We are extremely grateful that the garden and parkland are remaining open during the current lockdown period. Green space is important for wellbeing so we are working hard to ensure that standards are kept as high as possible to give anyone who is able to visit, the best possible experience we can.
Before lockdown the best part of 40,000 herbaceous perennials arrived and were added to the areas surrounding the Hundred Steps, running up the hillside from the Maze to the contemporary sculpture at the top, Chaos Meteoro by Jedd Novatt.
Plants to look out for include white wood aster (Eurybia divaricata), a bushy perennial which produces small white flowers with pink to yellow centres in late summer and autumn, and blue bean shrub (Decaisnea fargesii), a deciduous shrub which in autumn showcases grey-blue, bean-like pods up to 10cm long.

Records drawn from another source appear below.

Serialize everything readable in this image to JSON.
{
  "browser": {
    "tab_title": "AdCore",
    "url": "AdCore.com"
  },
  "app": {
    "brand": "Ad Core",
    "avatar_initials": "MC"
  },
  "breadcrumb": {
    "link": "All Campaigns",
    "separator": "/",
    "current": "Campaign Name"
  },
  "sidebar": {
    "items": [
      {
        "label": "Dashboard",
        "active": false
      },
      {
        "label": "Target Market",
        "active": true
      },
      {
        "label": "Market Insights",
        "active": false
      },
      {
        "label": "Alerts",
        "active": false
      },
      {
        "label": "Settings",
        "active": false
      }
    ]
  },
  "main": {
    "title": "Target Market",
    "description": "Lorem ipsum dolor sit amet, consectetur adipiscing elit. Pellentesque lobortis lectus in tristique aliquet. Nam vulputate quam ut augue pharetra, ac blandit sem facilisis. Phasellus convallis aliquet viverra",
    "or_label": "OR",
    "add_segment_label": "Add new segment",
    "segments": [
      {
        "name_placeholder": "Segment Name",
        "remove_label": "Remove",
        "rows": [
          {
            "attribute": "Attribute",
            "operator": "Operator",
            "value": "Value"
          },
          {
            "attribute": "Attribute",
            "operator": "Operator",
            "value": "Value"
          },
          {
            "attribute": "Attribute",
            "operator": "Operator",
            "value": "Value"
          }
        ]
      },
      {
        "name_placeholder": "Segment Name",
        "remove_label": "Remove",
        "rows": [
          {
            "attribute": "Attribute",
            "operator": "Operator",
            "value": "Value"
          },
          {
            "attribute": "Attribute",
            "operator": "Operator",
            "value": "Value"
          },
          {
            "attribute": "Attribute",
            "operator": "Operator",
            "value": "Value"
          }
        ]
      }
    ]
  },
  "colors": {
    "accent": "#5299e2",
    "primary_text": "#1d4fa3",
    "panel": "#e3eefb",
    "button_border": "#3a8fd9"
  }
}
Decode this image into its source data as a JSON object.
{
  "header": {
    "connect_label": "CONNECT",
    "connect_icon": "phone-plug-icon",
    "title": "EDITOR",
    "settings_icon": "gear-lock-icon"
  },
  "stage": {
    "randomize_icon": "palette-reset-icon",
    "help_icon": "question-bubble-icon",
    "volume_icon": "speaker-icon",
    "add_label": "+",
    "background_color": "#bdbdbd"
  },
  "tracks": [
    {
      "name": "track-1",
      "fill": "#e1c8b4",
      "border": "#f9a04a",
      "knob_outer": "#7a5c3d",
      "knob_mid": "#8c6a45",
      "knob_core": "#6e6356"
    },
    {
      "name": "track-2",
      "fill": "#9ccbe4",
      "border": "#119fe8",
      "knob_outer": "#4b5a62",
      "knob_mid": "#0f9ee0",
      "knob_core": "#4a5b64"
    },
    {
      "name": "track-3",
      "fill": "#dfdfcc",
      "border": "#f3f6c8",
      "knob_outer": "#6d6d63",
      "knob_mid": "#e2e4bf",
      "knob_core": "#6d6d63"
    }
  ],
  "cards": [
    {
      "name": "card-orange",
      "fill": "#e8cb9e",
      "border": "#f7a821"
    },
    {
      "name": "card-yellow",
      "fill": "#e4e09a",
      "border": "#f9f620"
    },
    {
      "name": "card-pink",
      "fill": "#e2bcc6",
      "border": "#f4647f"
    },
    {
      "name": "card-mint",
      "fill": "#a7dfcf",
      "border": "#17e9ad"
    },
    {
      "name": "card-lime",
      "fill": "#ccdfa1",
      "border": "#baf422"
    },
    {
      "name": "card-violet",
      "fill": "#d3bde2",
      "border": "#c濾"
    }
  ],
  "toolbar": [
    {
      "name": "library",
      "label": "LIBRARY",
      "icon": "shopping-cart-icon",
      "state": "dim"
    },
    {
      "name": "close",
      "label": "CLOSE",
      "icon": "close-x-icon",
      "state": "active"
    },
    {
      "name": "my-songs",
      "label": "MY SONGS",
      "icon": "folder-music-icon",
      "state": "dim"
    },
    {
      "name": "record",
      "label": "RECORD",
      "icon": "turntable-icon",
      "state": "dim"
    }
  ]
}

There is still a lot of editing to do to this planting scheme, as well as the schemes in the Rock Garden and other areas of Arcadia, with close to 50,000 bulbs and bedding plants still to be planted in advance of next year’s spring displays. Controlling the weeds and the more vigorous plant species in the new designs is also extremely important. Varieties that are slow to establish, like irises and false Solomon’s seal, need some respite to allow them to knit together and be able to stand their ground in the future.
New planting schemes are always quite fragile to begin with and so time spent managing their development early on will significantly reduce maintenance requirements in the future and make sure their impact is not lost before the design intentions of Tom Stuart-Smith and Dan Pearson are fully realised. We’re all looking forward to seeing these areas establish over the next year or two.
Elsewhere we’re currently enjoying the display of festive lights and illuminated garden features. This is the first year we’ve installed Christmas lights in the garden and it is wonderful to see many of our favourite places in the garden look so magical as darkness falls.